Le 25 novembre, c’est vers le Maroc que vont s’orienter les projecteurs de la presse internationale. Les élections législatives anticipées et le futur gouvernement qui en sortira sont en effet le point d’orgue du processus de réformes démocratique annoncé dès le 9 mars par le roi Mohammed VI. Avec cette question à la clef: les islamistes, au Maroc comme ailleurs, vont-ils s’engouffrer dans cette fenêtre démocratique ? Le Parti de la justice et du développement (PJD), « épouvantail » électoral depuis près de dix ans et disposant déjà de 47 députés espère renforcer son ancrage de premier plan dans la vie parlementaire du royaume. Et peut-être prétendre à diriger le gouvernement. Avec quelles conséquences ? Probablement pas celles annoncées par les Cassandre désormais enhardis pour brandir le spectre du « péril vert » et des crises de régime. Même ponctuellement affecté par le terrorisme après 2001, le Maroc continue à vivre au quotidien un islam apaisé qui s’est invité pacifiquement dans le jeu démocratique avec le vigilant arbitrage du Palais royal.
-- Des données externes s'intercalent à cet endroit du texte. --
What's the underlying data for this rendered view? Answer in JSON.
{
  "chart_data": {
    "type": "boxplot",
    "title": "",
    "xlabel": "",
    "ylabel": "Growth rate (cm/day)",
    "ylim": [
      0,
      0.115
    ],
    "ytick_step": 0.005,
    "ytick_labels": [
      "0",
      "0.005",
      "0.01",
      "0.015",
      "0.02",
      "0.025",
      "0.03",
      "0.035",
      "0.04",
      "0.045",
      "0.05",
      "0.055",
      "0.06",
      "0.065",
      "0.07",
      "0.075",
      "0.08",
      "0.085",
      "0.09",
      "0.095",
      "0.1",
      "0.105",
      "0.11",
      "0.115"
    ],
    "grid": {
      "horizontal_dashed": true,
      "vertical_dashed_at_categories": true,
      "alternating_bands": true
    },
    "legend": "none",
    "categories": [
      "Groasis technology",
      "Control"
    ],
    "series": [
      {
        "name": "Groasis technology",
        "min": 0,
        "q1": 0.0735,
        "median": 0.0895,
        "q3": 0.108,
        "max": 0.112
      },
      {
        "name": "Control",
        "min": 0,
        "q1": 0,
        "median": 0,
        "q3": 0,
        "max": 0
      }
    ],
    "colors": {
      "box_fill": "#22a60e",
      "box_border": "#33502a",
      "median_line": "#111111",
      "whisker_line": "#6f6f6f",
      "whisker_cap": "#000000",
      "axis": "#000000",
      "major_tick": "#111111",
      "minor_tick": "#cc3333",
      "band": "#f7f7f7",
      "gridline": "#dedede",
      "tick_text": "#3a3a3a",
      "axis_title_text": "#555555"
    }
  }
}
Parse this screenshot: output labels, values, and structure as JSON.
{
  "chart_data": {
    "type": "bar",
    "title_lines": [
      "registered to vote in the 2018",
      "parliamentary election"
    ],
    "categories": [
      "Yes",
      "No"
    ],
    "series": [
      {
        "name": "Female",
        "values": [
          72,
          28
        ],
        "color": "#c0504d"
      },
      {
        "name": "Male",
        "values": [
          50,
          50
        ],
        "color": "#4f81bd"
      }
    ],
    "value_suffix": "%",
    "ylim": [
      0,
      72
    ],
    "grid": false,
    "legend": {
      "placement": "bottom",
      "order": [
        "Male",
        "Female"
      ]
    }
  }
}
Le roi Mohammed VI a eu la clairvoyance d’accélérer le processus démocratique en organisant une ambitieuse réforme constitutionnelle. Le futur Premier ministre sera donc issu de la formation victorieuse au suffrage universel. Une lourde responsabilité. C’est lui qui devra rendre des comptes sur ses succès comme ses échecs. Un jalon de plus franchi vers la « monarchie constitutionnelle et démocratique » appelée de ses voeux par le souverain qui a renoncé à designer le chef de l’exécutif. Mais, même dans l’hypothèse d’une forte poussée du PJD, qui a déjà donné de nombreux gages pour respecter le « consensus » national, les clefs de la Primature ne seront pas un sésame pour un bouleversement de la société marocaine profondément attachée à la tolérance.
Constitutionnellement, Mohammed VI reste le Commandeur des croyants et assure la maîtrise légitime du champ religieux à la différence des chefs d’Etats balayés par la révolution arabe faute d’avoir su ouvrir, un jour, l’échiquier politique.
Et, même imparfait, l’édifice démocratique marocain est solide. Il l’a déjà prouvé avec l’alternance socialiste de 1998.
L’opposition parlementaire, si les partis politiques relèvent le défi proposé par cette réforme, pourra compter sur des contre-pouvoirs sont aussi influents que nombreux. Loin de la dérive propagandiste de la presse tunisienne sous l’ère Ben Ali ou de la communication stalinienne du régime Kadhafi, les médias marocains sont solidement installés dans le jeu démocratique. La fameuse « société civile », qui s’appuie sur un très dense réseau associatif a aussi son mot à dire. Les femmes et la jeunesse marocaines, qui devraient mécaniquement profiter de l’augmentation du nombre de députés de la nouvelle chambre, ont déjà montré leur capacité à se mobiliser pacifiquement. Enfin, et ce n’est pas le moindre volet de « l’exception marocaine », les opérateurs économiques, alimentés depuis près de vingt ans par l’internationalisation des échanges ne sauront accepter un retour vers un islam dogmatique incompatible avec le décollage industriel, touristique, agricole et commercial du pays. A la différence de l’Algérie et la Libye, un temps qualifiées « de plate-formes pétrolières militaires » par des diplomates européens, le Maroc s’est ouvert à la mondialisation dès la fin des années 80. Une brutale poussée de fondamentalisme est résolument incompatible avec ce projet de société qui irradie tous les pans de la société marocaine.
Non, le véritable enjeu de cette consultation est ailleurs. Il s’agit, une fois ce diagnostic posé et assumé, de remplacer une génération d’hommes politiques fatigués et sclérosés par de nouvelles équipes légitimées par le suffrage universel. Et aptes à construire l’avenir du royaume avec des idées neuves. Quelle que soit leur étiquette politique.